Some key issues to consider include:
- UK financial services firms’ access to EU investors will be impacted: The existing ability to passport (whereby UK-based firms can apply for a passport to establish a presence or carry out business in another EEA state) may well cease. Current branch arrangements may be permitted to continue through some sort of grandfathering provision- but not necessarily. UK firms may have to get their European operations that are branches directly regulated by each individual national regulator. Firms need to think about which route would be most sensible in this instance- would it be more logical to service clients by setting up one mainland European entity and then passporting from that to the rest of Europe- for example?
- Questions remain over distribution of funds cross border – AIFMD and UCITS are major pieces of legislation for the distribution of funds cross border. Will the UK as a ‘third country’ under AIFMD mean that UK managers will be restricted to distributing their funds within the limitation of each country’s individual National Private Placement Regime (prior to the potential introduction of the third country passport). BREXIT will fundamentally impact UK domiciled UCITS, as these may need to be EU domiciled to remain a UCITS, either self-managed or with a new EU-based ManCo appointed. Otherwise, they could no longer be deemed to be a UCITS – leaving them unable to carry out business freely across the EU.
- The UK would need to draft new laws to maintain the status quo. A considerable amount of the existing legislation set out in EU regulations – including European Market Infrastructure Regulation (EMIR), Market Abuse Regulation (MAR) and Capital Requirement Regulation (CRR) – has not been transposed into UK law, meaning the UK government would need to draft new law to maintain the status quo.
However, despite the upheaval and uncertainty linked to a BREXIT, it should also be considered that UK regulators will have the opportunity to implement new legislation The government will be able to draft new laws believed necessary for UK markets, which might have previously been prevented by ‘maximum harmonisation clauses’ set by the European Commission.
An interesting outcome of the UK departure could be the impact on future European financial services regulation – BREXIT could actually lead to more light touch EU regulation.. The UK is a strong proponent of financial regulation and often seems to take the risk adverse position. If they are no longer sitting around the policy making table, will we see a shift in EU legislation to be more light touch?

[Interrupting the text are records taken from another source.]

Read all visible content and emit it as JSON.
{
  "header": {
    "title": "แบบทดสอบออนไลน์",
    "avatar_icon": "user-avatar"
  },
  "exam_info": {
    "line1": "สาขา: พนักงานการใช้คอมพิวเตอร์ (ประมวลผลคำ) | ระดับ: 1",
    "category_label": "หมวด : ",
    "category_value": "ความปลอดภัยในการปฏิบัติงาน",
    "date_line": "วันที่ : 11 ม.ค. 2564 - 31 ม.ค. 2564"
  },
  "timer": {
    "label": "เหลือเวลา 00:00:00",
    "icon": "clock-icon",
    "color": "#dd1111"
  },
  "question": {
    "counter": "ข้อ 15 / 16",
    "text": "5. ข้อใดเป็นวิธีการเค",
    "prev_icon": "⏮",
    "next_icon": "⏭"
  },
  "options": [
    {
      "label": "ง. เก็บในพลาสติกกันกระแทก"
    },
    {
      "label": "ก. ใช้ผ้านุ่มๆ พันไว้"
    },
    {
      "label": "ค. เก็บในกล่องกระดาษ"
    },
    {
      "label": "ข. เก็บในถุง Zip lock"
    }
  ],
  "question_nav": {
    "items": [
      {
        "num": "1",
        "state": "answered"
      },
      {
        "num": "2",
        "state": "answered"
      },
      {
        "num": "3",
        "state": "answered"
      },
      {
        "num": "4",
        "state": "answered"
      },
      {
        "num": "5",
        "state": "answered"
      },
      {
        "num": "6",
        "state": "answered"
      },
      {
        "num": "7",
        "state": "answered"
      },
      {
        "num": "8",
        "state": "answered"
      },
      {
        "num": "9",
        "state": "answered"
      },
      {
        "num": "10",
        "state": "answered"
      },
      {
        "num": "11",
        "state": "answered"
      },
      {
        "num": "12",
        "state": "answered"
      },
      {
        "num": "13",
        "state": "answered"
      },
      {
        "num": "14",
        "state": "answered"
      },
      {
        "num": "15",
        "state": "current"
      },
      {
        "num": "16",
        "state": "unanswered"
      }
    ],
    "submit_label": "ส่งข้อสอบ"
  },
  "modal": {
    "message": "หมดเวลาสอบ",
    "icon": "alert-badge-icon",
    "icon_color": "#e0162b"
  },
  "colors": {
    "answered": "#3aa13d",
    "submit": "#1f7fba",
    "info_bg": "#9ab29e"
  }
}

Financial services firms operate across European borders – whether it’s a UK firm with European customers, a pan-European group or non-EU firms with subsidiaries in the region. For all, BREXIT will have a material impact and management need to be aware of how their firm, services and clients could be impacted.
Firms need to start planning for the range of possible outcomes which could come their way. Business-critical decisions need to be taken and plans drawn up.